Tribunal Administratif de La Réunion — Décision N° TA101-2300035

jeudi 30 novembre 2023

JuridictionTribunal Administratif de La Réunion
SectionTribunal Administratif de La Réunion
N° DossierTA101-2300035
TypeDécision
RecoursExcès de pouvoir
PublicationD
Formation1ère chambre bis

Texte intégral

Vu la procédure suivante :

Par une requête et un mémoire, enregistrés le 16 janvier 2023 et le 11 juillet 2023, Mme B A, représentée par Me Ali, demande au tribunal :

1°) d'annuler l'arrêté du 10 novembre 2022 par lequel le préfet de La Réunion a refusé de lui renouveler son titre de séjour, lui a fait obligation de quitter le territoire français dans un délai de trente jours, lui a interdit le retour pendant une durée d'un an et a fixé le pays de destination ;

2°) d'enjoindre au même préfet de lui délivrer un titre de séjour portant la mention " vie privée et familiale ", ou, à défaut, de réexaminer sa situation et de lui délivrer, dans l'attente, une autorisation provisoire de séjour l'autorisant à travailler, dans un délai d'un mois à compter de la notification du jugement à intervenir, sous astreinte de 100 euros par jour de retard ;

3°) de mettre à la charge de l'Etat la somme de 2 500 euros à verser à son conseil en application des dispositions combinées de l'article L. 761-1 du code de justice administrative et de l'article 37 de la loi du 10 juillet 1991.

Il soutient que :

En ce qui concerne l'ensemble des décisions :

- l'arrêté litigieux est insuffisamment motivé ;

- il est entaché d'un défaut d'examen de sa situation personnelle ;

- il a été pris en méconnaissance de son droit à être entendu, principe général du droit de l'Union européenne, et de l'article 24 de la loi du 12 avril 2000 ;

En ce qui concerne la décision de refus de titre de séjour :

- elle méconnaît l'article L. 422-1 du code de l'entrée et du séjour des étrangers et du droit d'asile ;

- elle est entachée d'une erreur manifeste d'appréciation ;

En ce qui concerne l'interdiction de retour sur le territoire français :

- elle méconnaît les articles L. 612-8 et L. 612-10 du code de l'entrée et du séjour des étrangers et du droit d'asile.
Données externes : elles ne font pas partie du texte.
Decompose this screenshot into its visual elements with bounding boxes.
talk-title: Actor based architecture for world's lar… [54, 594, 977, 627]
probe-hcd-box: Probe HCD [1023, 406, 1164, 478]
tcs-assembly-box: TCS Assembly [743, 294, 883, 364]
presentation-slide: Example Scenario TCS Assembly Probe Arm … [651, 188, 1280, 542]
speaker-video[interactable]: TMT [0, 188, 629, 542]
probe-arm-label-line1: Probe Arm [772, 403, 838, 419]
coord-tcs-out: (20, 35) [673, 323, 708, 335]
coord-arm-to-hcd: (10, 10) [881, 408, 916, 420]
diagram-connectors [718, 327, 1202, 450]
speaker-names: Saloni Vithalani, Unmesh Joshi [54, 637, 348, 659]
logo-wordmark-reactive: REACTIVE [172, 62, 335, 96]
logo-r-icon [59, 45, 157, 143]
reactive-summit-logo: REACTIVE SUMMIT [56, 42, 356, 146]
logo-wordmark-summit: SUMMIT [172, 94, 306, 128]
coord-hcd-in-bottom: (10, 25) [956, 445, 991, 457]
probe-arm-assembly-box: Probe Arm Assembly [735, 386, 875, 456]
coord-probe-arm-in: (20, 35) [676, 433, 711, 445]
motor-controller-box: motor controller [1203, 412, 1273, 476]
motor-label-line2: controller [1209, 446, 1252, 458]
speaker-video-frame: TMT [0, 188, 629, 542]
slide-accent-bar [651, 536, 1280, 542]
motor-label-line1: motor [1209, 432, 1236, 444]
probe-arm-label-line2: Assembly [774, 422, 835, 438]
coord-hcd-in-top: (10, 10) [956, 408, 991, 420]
Par un mémoire en défense, enregistré le 1er mars 2023, le préfet de La Réunion conclut au rejet de la requête.

Il fait valoir que les moyens soulevés par la requérante ne sont pas fondés.

Mme A a été admise au bénéfice de l'aide juridictionnelle totale par une décision du 16 décembre 2022.

Vu les autres pièces du dossier.

Vu :

- le code de l'entrée et du séjour des étrangers et du droit d'asile ;

- la loi n° 91-647 du 10 juillet 1991 ;

- le code de justice administrative.

Le président de la formation de jugement a dispensé le rapporteur public, sur sa proposition, de prononcer des conclusions à l'audience.

Les parties ont été régulièrement averties du jour de l'audience.

Ont été entendus au cours de l'audience publique :

- le rapport de Mme Beddeleem, conseillère,

- et les observations de Me Djafour, substituant Me Ali, représentant Mme A.

Considérant ce qui suit :

1. Mme B A, ressortissante comorienne née le 11 septembre 1998 à Hombo-Anjouan (Comores), entrée en France en 2020, a sollicité le renouvellement de son titre de séjour mention " étudiant ". Par un arrêté du 10 novembre 2022, le préfet de la Réunion a rejeté sa demande, lui a fait obligation de quitter le territoire français dans un délai de trente jours, lui a interdit le retour pendant une durée d'un an et a fixé le pays de renvoi. Par la présente requête, Mme A demande au tribunal l'annulation de cet arrêté.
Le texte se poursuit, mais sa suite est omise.